Les opposants ont fait remarquer que le Code criminel contient déjà des dispositions sur le discours haineux concernant l’incitation à la violence et les menaces de mort, la promotion du génocide et la distribution de propagande haineuse.
Modification de la Loi sur la radiodiffusion
Le 8 mars, on a demandé à M. Guilbeault de défendre un autre projet de loi des libéraux qui a fait l’objet d’allégations de censure. Le projet de loi C-10, actuellement à l’étude en comité, vise à remanier la Loi sur la radiodiffusion du Canada, y compris la réglementation des médias sociaux.
Lors d’une réunion du comité de la Chambre des communes le 8 mars, le député libéral Tim Louis a demandé à M. Guilbeault de clarifier les règles relatives au contenu généré par les utilisateurs sur les médias sociaux, « pour les gens qui disent que nous voulons censurer les médias sociaux ».
« [C’est] clairement pas ce que nous faisons.
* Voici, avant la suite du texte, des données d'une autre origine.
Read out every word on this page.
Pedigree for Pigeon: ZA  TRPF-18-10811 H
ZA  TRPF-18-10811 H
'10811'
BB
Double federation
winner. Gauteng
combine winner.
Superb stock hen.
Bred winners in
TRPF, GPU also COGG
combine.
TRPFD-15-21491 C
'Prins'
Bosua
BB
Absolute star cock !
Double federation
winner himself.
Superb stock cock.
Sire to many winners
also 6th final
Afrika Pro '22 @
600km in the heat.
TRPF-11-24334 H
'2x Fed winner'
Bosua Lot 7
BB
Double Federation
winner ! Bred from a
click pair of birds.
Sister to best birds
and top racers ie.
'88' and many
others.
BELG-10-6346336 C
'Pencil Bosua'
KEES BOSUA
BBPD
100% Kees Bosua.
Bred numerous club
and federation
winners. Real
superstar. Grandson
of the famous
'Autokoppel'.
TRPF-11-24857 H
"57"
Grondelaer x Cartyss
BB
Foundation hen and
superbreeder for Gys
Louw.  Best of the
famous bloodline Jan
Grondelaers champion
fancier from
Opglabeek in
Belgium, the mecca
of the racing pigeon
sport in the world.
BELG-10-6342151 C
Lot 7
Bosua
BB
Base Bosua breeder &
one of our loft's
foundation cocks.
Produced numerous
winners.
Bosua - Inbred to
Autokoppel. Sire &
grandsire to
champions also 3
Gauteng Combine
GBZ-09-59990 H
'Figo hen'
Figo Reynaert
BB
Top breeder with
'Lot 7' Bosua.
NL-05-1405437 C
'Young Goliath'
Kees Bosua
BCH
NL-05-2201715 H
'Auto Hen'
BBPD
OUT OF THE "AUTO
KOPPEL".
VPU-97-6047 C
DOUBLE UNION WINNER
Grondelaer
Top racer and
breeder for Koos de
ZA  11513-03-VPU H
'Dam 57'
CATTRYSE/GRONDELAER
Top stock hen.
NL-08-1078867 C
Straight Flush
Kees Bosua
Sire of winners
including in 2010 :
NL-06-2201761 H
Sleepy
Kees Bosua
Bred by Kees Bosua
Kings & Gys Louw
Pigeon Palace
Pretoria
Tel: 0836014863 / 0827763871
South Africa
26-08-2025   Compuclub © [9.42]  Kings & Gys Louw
Il n’y a pas de censure dans la radiodiffusion canadienne en ce moment. Il y a différents types de stations, différents types de télévision, de stations de radio qui auront des angles différents sur le spectre politique. C’est tout à fait normal dans une démocratie », a répondu M. Guilbeault.
« Ce que nous essayons de faire, c’est d’appliquer ce cadre réglementaire aux diffuseurs en ligne. »
La députée conservatrice Cheryl Gallant affirme que le projet de loi C-10, qui vise à taxer les services de musique et de vidéo en continu, « donne un pouvoir débridé au gouvernement ».
« Le pouvoir de réglementer le type de contenu que les Canadiens peuvent et ne peuvent pas voir en ligne est particulièrement préoccupant », dit-elle sur son site Web.